FLCs have differential nephrotoxicity. In studies that have reported on MCN, the FLC level in serum associated with the lesion can range by 100-fold; conversely, some patients have no RI despite very high levels of FLC. The current study reinforces this observation; 19 (2.2%) of the 843 patients with no RI had levels of serum FLC above 5000 mg/L. Animal models and some previous clinical reports also indicate that MCN can develop in patients at far lower serum FLC levels function [19], indicating that nephrotoxicity of FLC varies greatly between patients.

LCO myeloma in the current study was associated with a lower eGFR compared to other paraprotein isotypes; this was specifically related to the serum FLC level and is not a function of the paraprotein isotype. This finding is consistent with a previous study, which reported higher urinary FLC levels in patients with LCO myeloma compared to patients with IgG myeloma and IgA myeloma [20]; in that study, RI was directly related to the urinary FLC levels. IgD myeloma was found in 1.8% of patients in the current study and the association of RI with elevated serum FLC levels at diagnosis was present in this group of patients as well. This and the possibility that IgD myeloma may still be diagnosed later than other myeloma types is under investigation in a larger cohort of patients.

78.4% of patients with LCO myeloma had a serum FLC level > 800 mg/L and 68.2% of these had RI. In comparison, only 27.2% of patients with an intact paraprotein MM had a serum FLC > 800 mg/L and 63.2% of these patients had RI, further illustrating that the relationship with renal function is related to the FLC level in serum and not the paraprotein type. This finding was also confirmed in a multivariable linear regression model where serum FLC level was the factor with the strongest association with eGFR; this relationship was independent of age and gender at diagnosis.

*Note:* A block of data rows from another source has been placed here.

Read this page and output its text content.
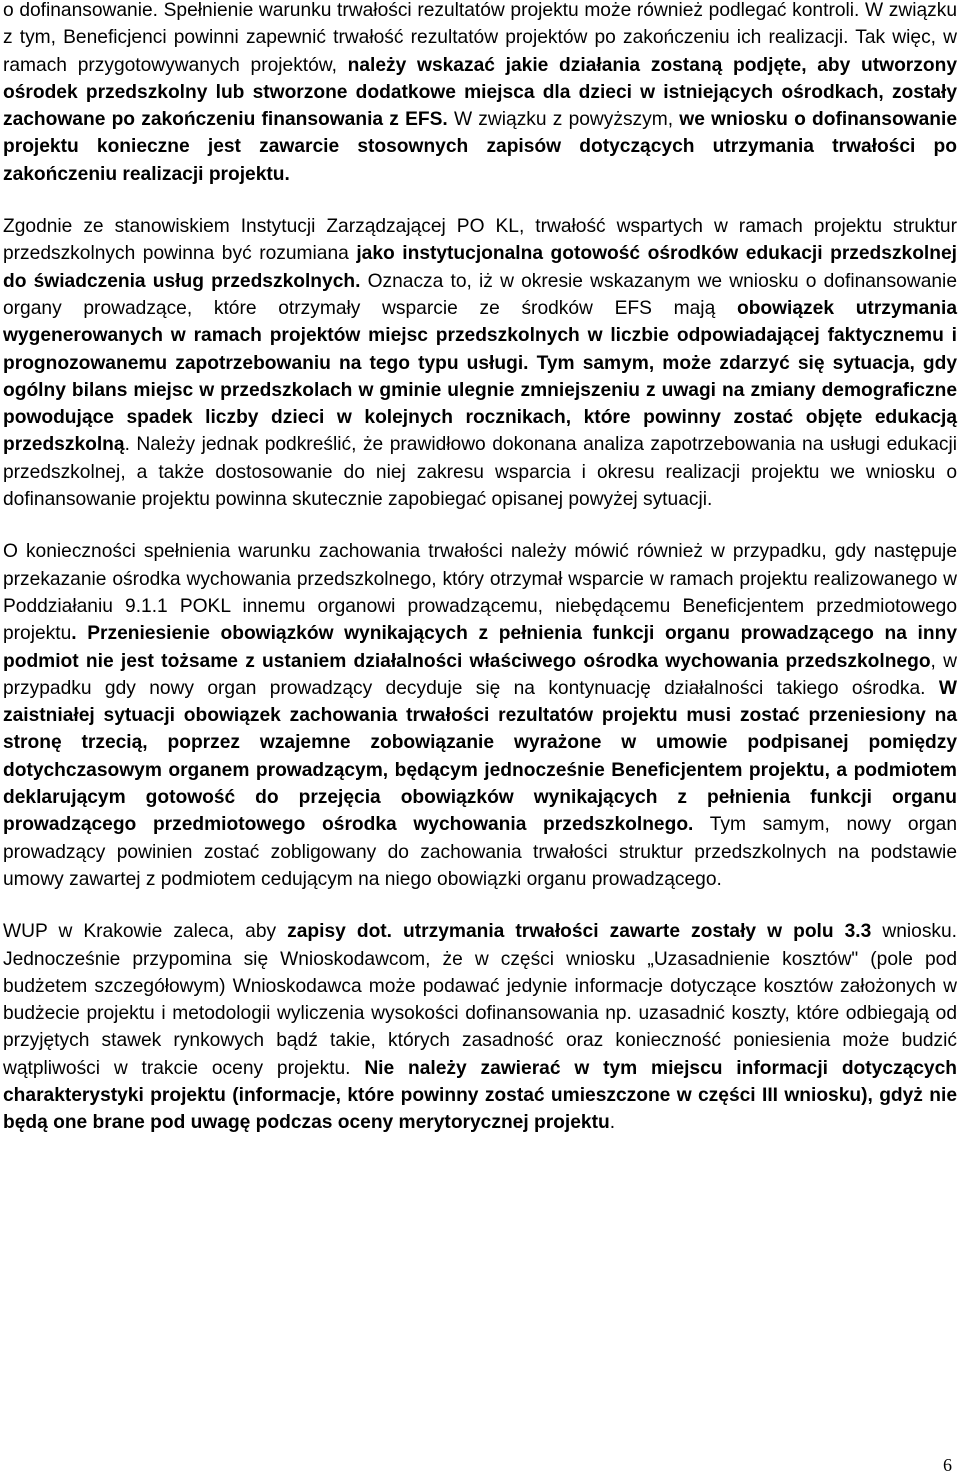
o dofinansowanie. Spełnienie warunku trwałości rezultatów projektu może również podlegać kontroli. W związku z tym, Beneficjenci powinni zapewnić trwałość rezultatów projektów po zakończeniu ich realizacji. Tak więc, w ramach przygotowywanych projektów, należy wskazać jakie działania zostaną podjęte, aby utworzony ośrodek przedszkolny lub stworzone dodatkowe miejsca dla dzieci w istniejących ośrodkach, zostały zachowane po zakończeniu finansowania z EFS. W związku z powyższym, we wniosku o dofinansowanie projektu konieczne jest zawarcie stosownych zapisów dotyczących utrzymania trwałości po zakończeniu realizacji projektu.

Zgodnie ze stanowiskiem Instytucji Zarządzającej PO KL, trwałość wspartych w ramach projektu struktur przedszkolnych powinna być rozumiana jako instytucjonalna gotowość ośrodków edukacji przedszkolnej do świadczenia usług przedszkolnych. Oznacza to, iż w okresie wskazanym we wniosku o dofinansowanie organy prowadzące, które otrzymały wsparcie ze środków EFS mają obowiązek utrzymania wygenerowanych w ramach projektów miejsc przedszkolnych w liczbie odpowiadającej faktycznemu i prognozowanemu zapotrzebowaniu na tego typu usługi. Tym samym, może zdarzyć się sytuacja, gdy ogólny bilans miejsc w przedszkolach w gminie ulegnie zmniejszeniu z uwagi na zmiany demograficzne powodujące spadek liczby dzieci w kolejnych rocznikach, które powinny zostać objęte edukacją przedszkolną. Należy jednak podkreślić, że prawidłowo dokonana analiza zapotrzebowania na usługi edukacji przedszkolnej, a także dostosowanie do niej zakresu wsparcia i okresu realizacji projektu we wniosku o dofinansowanie projektu powinna skutecznie zapobiegać opisanej powyżej sytuacji.

O konieczności spełnienia warunku zachowania trwałości należy mówić również w przypadku, gdy następuje przekazanie ośrodka wychowania przedszkolnego, który otrzymał wsparcie w ramach projektu realizowanego w Poddziałaniu 9.1.1 POKL innemu organowi prowadzącemu, niebędącemu Beneficjentem przedmiotowego projektu. Przeniesienie obowiązków wynikających z pełnienia funkcji organu prowadzącego na inny podmiot nie jest tożsame z ustaniem działalności właściwego ośrodka wychowania przedszkolnego, w przypadku gdy nowy organ prowadzący decyduje się na kontynuację działalności takiego ośrodka. W zaistniałej sytuacji obowiązek zachowania trwałości rezultatów projektu musi zostać przeniesiony na stronę trzecią, poprzez wzajemne zobowiązanie wyrażone w umowie podpisanej pomiędzy dotychczasowym organem prowadzącym, będącym jednocześnie Beneficjentem projektu, a podmiotem deklarującym gotowość do przejęcia obowiązków wynikających z pełnienia funkcji organu prowadzącego przedmiotowego ośrodka wychowania przedszkolnego. Tym samym, nowy organ prowadzący powinien zostać zobligowany do zachowania trwałości struktur przedszkolnych na podstawie umowy zawartej z podmiotem cedującym na niego obowiązki organu prowadzącego.

WUP w Krakowie zaleca, aby zapisy dot. utrzymania trwałości zawarte zostały w polu 3.3 wniosku. Jednocześnie przypomina się Wnioskodawcom, że w części wniosku „Uzasadnienie kosztów" (pole pod budżetem szczegółowym) Wnioskodawca może podawać jedynie informacje dotyczące kosztów założonych w budżecie projektu i metodologii wyliczenia wysokości dofinansowania np. uzasadnić koszty, które odbiegają od przyjętych stawek rynkowych bądź takie, których zasadność oraz konieczność poniesienia może budzić wątpliwości w trakcie oceny projektu. Nie należy zawierać w tym miejscu informacji dotyczących charakterystyki projektu (informacje, które powinny zostać umieszczone w części III wniosku), gdyż nie będą one brane pod uwagę podczas oceny merytorycznej projektu.

6
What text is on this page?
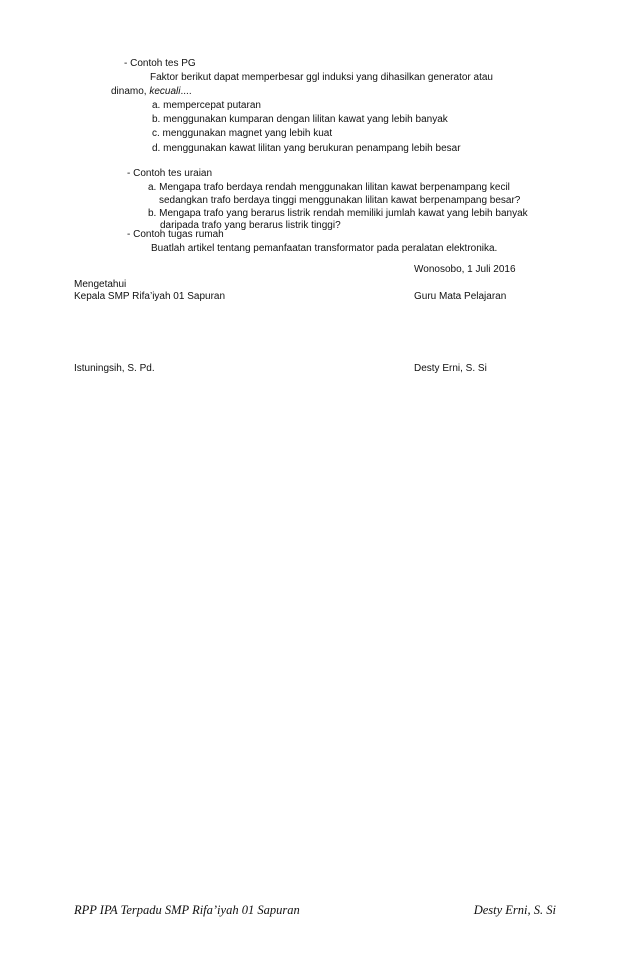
- Contoh tes PG
Faktor berikut dapat memperbesar ggl induksi yang dihasilkan generator atau
dinamo, kecuali....
a. mempercepat putaran
b. menggunakan kumparan dengan lilitan kawat yang lebih banyak
c. menggunakan magnet yang lebih kuat
d. menggunakan kawat lilitan yang berukuran penampang lebih besar
- Contoh tes uraian
a. Mengapa trafo berdaya rendah menggunakan lilitan kawat berpenampang kecil
sedangkan trafo berdaya tinggi menggunakan lilitan kawat berpenampang besar?
b. Mengapa trafo yang berarus listrik rendah memiliki jumlah kawat yang lebih banyak
daripada trafo yang berarus listrik tinggi?
- Contoh tugas rumah
Buatlah artikel tentang pemanfaatan transformator pada peralatan elektronika.
Wonosobo, 1 Juli 2016
Mengetahui
Kepala SMP Rifa’iyah 01 Sapuran	Guru Mata Pelajaran
Istuningsih, S. Pd.	Desty Erni, S. Si
RPP IPA Terpadu SMP Rifa’iyah 01 Sapuran	Desty Erni, S. Si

This study has a few limitations: in 371 patients no samples for renal function tests were sent for central laboratory analysis and therefore these patients had to be excluded from this study. Also, patients receiving or at high risk of requiring dialysis were not recruited, as a result, the association between FLC induced nephrotoxicity and serum FLC level could not be evaluated in dialysis patients. Renal biopsy data were not available and hence we were unable to correlate serum FLC levels with myeloma cast nephropathy and other renal pathologies. Lastly, these results are only applicable to the Freelite® assay and have not been validated in the other available FLC assays [21, 22].

In conclusion, we report a strong relationship between higher serum FLC levels at diagnosis and the severity of RI, with a greater sensitivity and specificity for an FLC level > 800 mg/L with severe RI, irrespective of the paraprotein type. Further studies are now required to more accurately evaluate the impact of the early reduction of high serum FLC levels on RI in patients with MM, and to assess if this is associated with better long-term renal function and overall survival.